Inoltre, era stata «correttamente compiuta la valutazione, sul piano ambientale e paesaggistico, degli “effetti cumulativi” della globalità dell’opera sino alla connessione con la rete nazionale (Tap e Srg-Snam Rete Gas), e degli “impatti ambientali”».

Sono queste le motivazioni con cui, il 12 maggio scorso, i giudici hanno disposto l’assoluzione di 18 imputati finiti a processo per presunte irregolarità nella realizzazione dell’opera.

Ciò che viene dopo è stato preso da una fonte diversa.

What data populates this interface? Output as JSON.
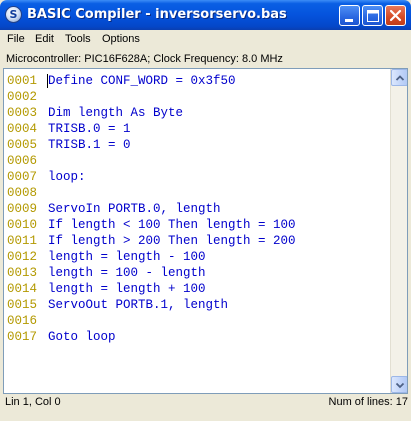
{
  "window": {
    "title": "BASIC Compiler - inversorservo.bas",
    "app_icon_glyph": "S"
  },
  "menu": {
    "items": [
      "File",
      "Edit",
      "Tools",
      "Options"
    ]
  },
  "info": {
    "text": "Microcontroller: PIC16F628A;  Clock Frequency: 8.0 MHz"
  },
  "editor": {
    "lines": [
      {
        "num": "0001",
        "code": "Define CONF_WORD = 0x3f50"
      },
      {
        "num": "0002",
        "code": ""
      },
      {
        "num": "0003",
        "code": "Dim length As Byte"
      },
      {
        "num": "0004",
        "code": "TRISB.0 = 1"
      },
      {
        "num": "0005",
        "code": "TRISB.1 = 0"
      },
      {
        "num": "0006",
        "code": ""
      },
      {
        "num": "0007",
        "code": "loop:"
      },
      {
        "num": "0008",
        "code": ""
      },
      {
        "num": "0009",
        "code": "ServoIn PORTB.0, length"
      },
      {
        "num": "0010",
        "code": "If length < 100 Then length = 100"
      },
      {
        "num": "0011",
        "code": "If length > 200 Then length = 200"
      },
      {
        "num": "0012",
        "code": "length = length - 100"
      },
      {
        "num": "0013",
        "code": "length = 100 - length"
      },
      {
        "num": "0014",
        "code": "length = length + 100"
      },
      {
        "num": "0015",
        "code": "ServoOut PORTB.1, length"
      },
      {
        "num": "0016",
        "code": ""
      },
      {
        "num": "0017",
        "code": "Goto loop"
      }
    ]
  },
  "status": {
    "position": "Lin 1, Col 0",
    "num_lines": "Num of lines: 17"
  },
  "colors": {
    "line_number": "#b39900",
    "keyword": "#0000cc",
    "code_text": "#0000cc",
    "title_bar": "#0553dd"
  }
}
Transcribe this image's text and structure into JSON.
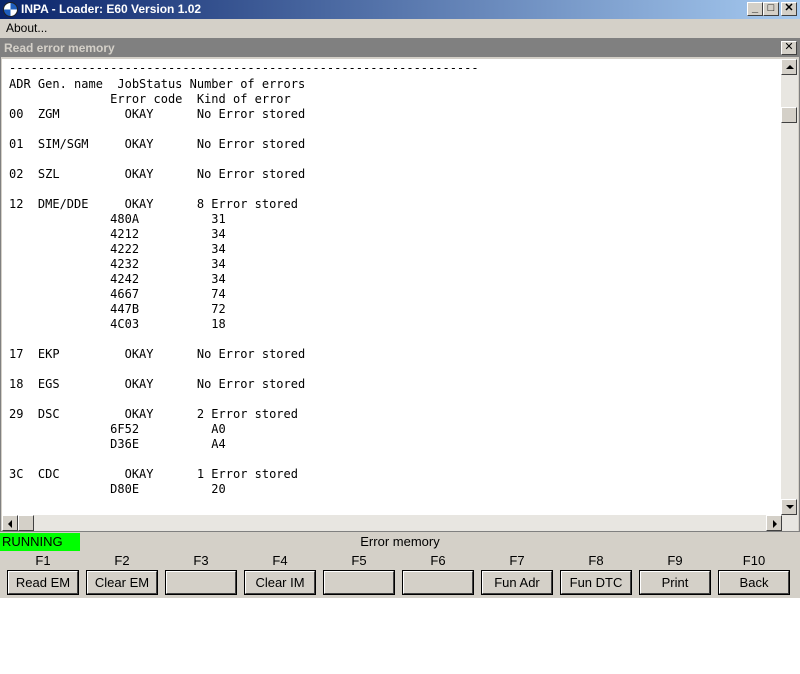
{
  "window": {
    "title": "INPA - Loader:  E60 Version 1.02",
    "min_glyph": "_",
    "max_glyph": "□",
    "close_glyph": "✕"
  },
  "menu": {
    "about": "About..."
  },
  "child": {
    "title": "Read error memory",
    "close_glyph": "✕"
  },
  "report": {
    "divider": "-----------------------------------------------------------------",
    "header1": "ADR Gen. name  JobStatus Number of errors",
    "header2": "              Error code  Kind of error",
    "lines": [
      "00  ZGM         OKAY      No Error stored",
      "01  SIM/SGM     OKAY      No Error stored",
      "02  SZL         OKAY      No Error stored",
      "12  DME/DDE     OKAY      8 Error stored",
      "              480A          31",
      "              4212          34",
      "              4222          34",
      "              4232          34",
      "              4242          34",
      "              4667          74",
      "              447B          72",
      "              4C03          18",
      "17  EKP         OKAY      No Error stored",
      "18  EGS         OKAY      No Error stored",
      "29  DSC         OKAY      2 Error stored",
      "              6F52          A0",
      "              D36E          A4",
      "3C  CDC         OKAY      1 Error stored",
      "              D80E          20"
    ]
  },
  "status": {
    "state": "RUNNING",
    "title": "Error memory",
    "running_color": "#00ff00"
  },
  "fkeys": [
    {
      "key": "F1",
      "label": "Read EM"
    },
    {
      "key": "F2",
      "label": "Clear EM"
    },
    {
      "key": "F3",
      "label": ""
    },
    {
      "key": "F4",
      "label": "Clear IM"
    },
    {
      "key": "F5",
      "label": ""
    },
    {
      "key": "F6",
      "label": ""
    },
    {
      "key": "F7",
      "label": "Fun Adr"
    },
    {
      "key": "F8",
      "label": "Fun DTC"
    },
    {
      "key": "F9",
      "label": "Print"
    },
    {
      "key": "F10",
      "label": "Back"
    }
  ]
}
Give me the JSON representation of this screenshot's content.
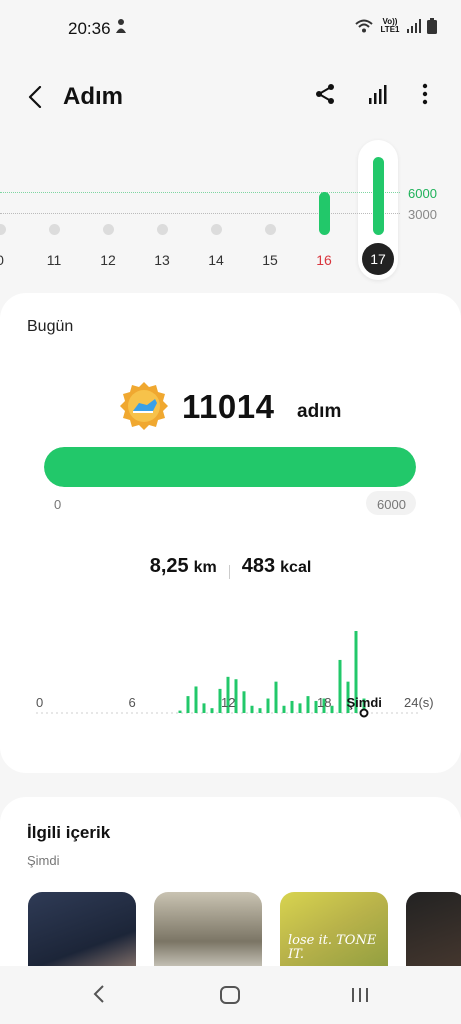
{
  "status_bar": {
    "time": "20:36",
    "lte": "Vo)) LTE1"
  },
  "header": {
    "title": "Adım"
  },
  "day_strip": {
    "goal_6000": "6000",
    "goal_3000": "3000",
    "days": [
      {
        "label": "0",
        "steps": 0,
        "highlight": "none"
      },
      {
        "label": "11",
        "steps": 0,
        "highlight": "none"
      },
      {
        "label": "12",
        "steps": 0,
        "highlight": "none"
      },
      {
        "label": "13",
        "steps": 0,
        "highlight": "none"
      },
      {
        "label": "14",
        "steps": 1500,
        "highlight": "none"
      },
      {
        "label": "15",
        "steps": 0,
        "highlight": "none"
      },
      {
        "label": "16",
        "steps": 6000,
        "highlight": "red"
      },
      {
        "label": "17",
        "steps": 11014,
        "highlight": "selected"
      }
    ]
  },
  "today": {
    "section_title": "Bugün",
    "steps": "11014",
    "steps_unit": "adım",
    "progress_min": "0",
    "progress_max": "6000",
    "progress_fraction": 1.0,
    "distance_value": "8,25",
    "distance_unit": "km",
    "calories_value": "483",
    "calories_unit": "kcal",
    "hourly_axis": [
      "0",
      "6",
      "12",
      "18",
      "Şimdi",
      "24(s)"
    ]
  },
  "chart_data": {
    "type": "bar",
    "x": [
      9.0,
      9.5,
      10.0,
      10.5,
      11.0,
      11.5,
      12.0,
      12.5,
      13.0,
      13.5,
      14.0,
      14.5,
      15.0,
      15.5,
      16.0,
      16.5,
      17.0,
      17.5,
      18.0,
      18.5,
      19.0,
      19.5,
      20.0,
      20.5
    ],
    "values": [
      5,
      35,
      55,
      20,
      10,
      50,
      75,
      70,
      45,
      15,
      10,
      30,
      65,
      15,
      25,
      20,
      35,
      25,
      30,
      15,
      110,
      65,
      170,
      30
    ],
    "xlim": [
      0,
      24
    ],
    "xticks": [
      "0",
      "6",
      "12",
      "18",
      "Şimdi",
      "24(s)"
    ]
  },
  "related": {
    "title": "İlgili içerik",
    "subtitle": "Şimdi",
    "thumb3_text": "lose it. TONE IT."
  },
  "colors": {
    "accent": "#22c86a",
    "red": "#d9363e",
    "dark": "#222222"
  }
}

Le accuse erano, a vario titolo, di deturpamento di bellezze naturali, danneggiamento, violazione del testo unico in materia edilizia, inquinamento ambientale per lavori di realizzazione del tratto terminale salentino del gasdotto.

Le motivazioni della sentenza sono state depositate l’8 novembre del 2025.

In riferimento all’accusa di danneggiamento collegato all’espianto degli ulivi, il Tribunale ha ritenuto che la condotta posta in essere dalla società fosse «lecita», perché conforme alle linee guida in materia «relative» alla legge della Regione Puglia numero 14 per la «tutela e valorizzazione del paesaggio degli ulivi monumentali della Puglia».

Il giudice, viene evidenziato in una nota «non ha ravvisato la sussistenza del nesso di causalità fra la condotta di espianto e la morte degli ulivi, tenuto conto della concomitante azione distruttiva del noto batterio Xylella fastidiosa, il cui periodo di incubazione è variabile e non preventivabile, sfuggendo in alcuni casi al controllo degli esami preventivi».

Per quel che riguarda il capo di imputazione relativo all’inquinamento ambientale colposo, il Tribunale ha considerato «la condotta contestata come non connotata di abusività e, soprattutto, ha ritenuto che lo sversamento non fosse connotato da significatività». Non sussistendo il reato «presupposto», ha preso atto della non ricorrenza dell’illecito amministrativo collegato al reato contestato a Tap.